Spotkały się po raz pierwszy w życiu w miniony weekend. Najstarsza z nich - Teresa przyjechała do Hornostaj z Płocka, młodsza - Irena - z Mławy. Wcześniej kontaktowały się telefonicznie, wysłały sobie zdjęcia. Ale największe wzruszenie było, gdy w końcu poznały się. Po 56 latach!
- Emocje były ogromne. W gardle miałam wielką gulę, która nie pozwala mi mówić. Czułam ogromną ulgę i szczęście. W końcu odnalazłyśmy się - mówi wzruszona pani Teresa.
- Gdy zobaczyłam Małgosię, od razu zauważyłam uderzające podobieństwo do mamy - opowiada pani Irena. - Nie płakałam przy tym spotkaniu, bo większość łez wylałam już w trakcie naszych rozmów telefonicznych. Mimo dzielących nas kilometrów, z Małgosią rozmawiało się, jakbyśmy siedziały razem przy stole.

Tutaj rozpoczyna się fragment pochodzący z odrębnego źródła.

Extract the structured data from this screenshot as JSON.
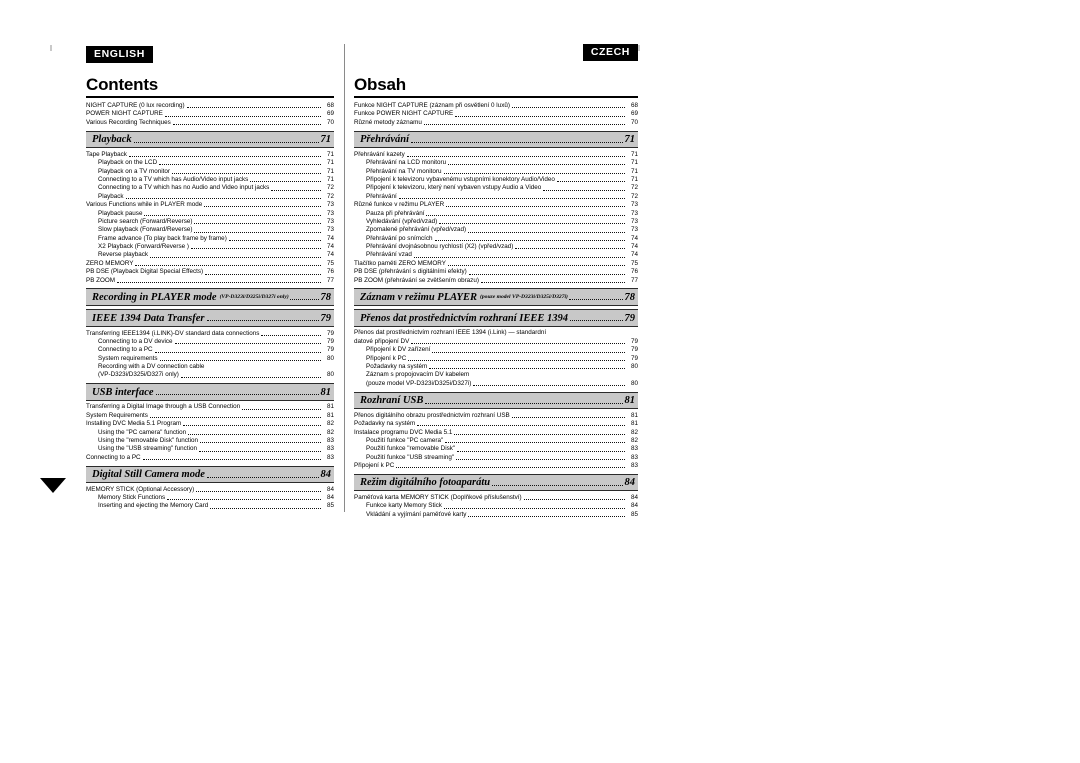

Dowiedziała się na cmentarzu
Pani Małgorzata i jej brat Grzegorz mieli szczęśliwe dzieciństwo. Irena i Aleksander Winkowscy byli dobrymi rodzicami. On - do dziś pamiętany przez uczniów charyzmatyczny nauczyciel muzyki w Mońkach. Ona zajmowała się domem. Pani Małgorzata, gdy już dorosła, rozpoczęła pracę w monieckim szpitalu, założyła rodzinę. Jej świat legł w gruzach, gdy w 1992 r. płakała nad grobem mamy. Od „życzliwej” kobiety usłyszała: „Czego płaczesz? Przecież to nie twoja matka...”. Najpierw nie zwróciła na to uwagi, wróciła do codziennych obowiązków - małego dziecka i chorego ojca. Ale usłyszane na cmentarzu słowa wracały do niej coraz częściej.
- Gdy tata był już na łożu śmierci, dał mi pożółkłą kartkę i powiedział: „To są twoje dokumenty”. Porwałam ją na jego oczach. Nie chciałam w takiej chwili roztrząsać tej sprawy. Tata zmarł rok po mamie - opowiada pani Małgorzata.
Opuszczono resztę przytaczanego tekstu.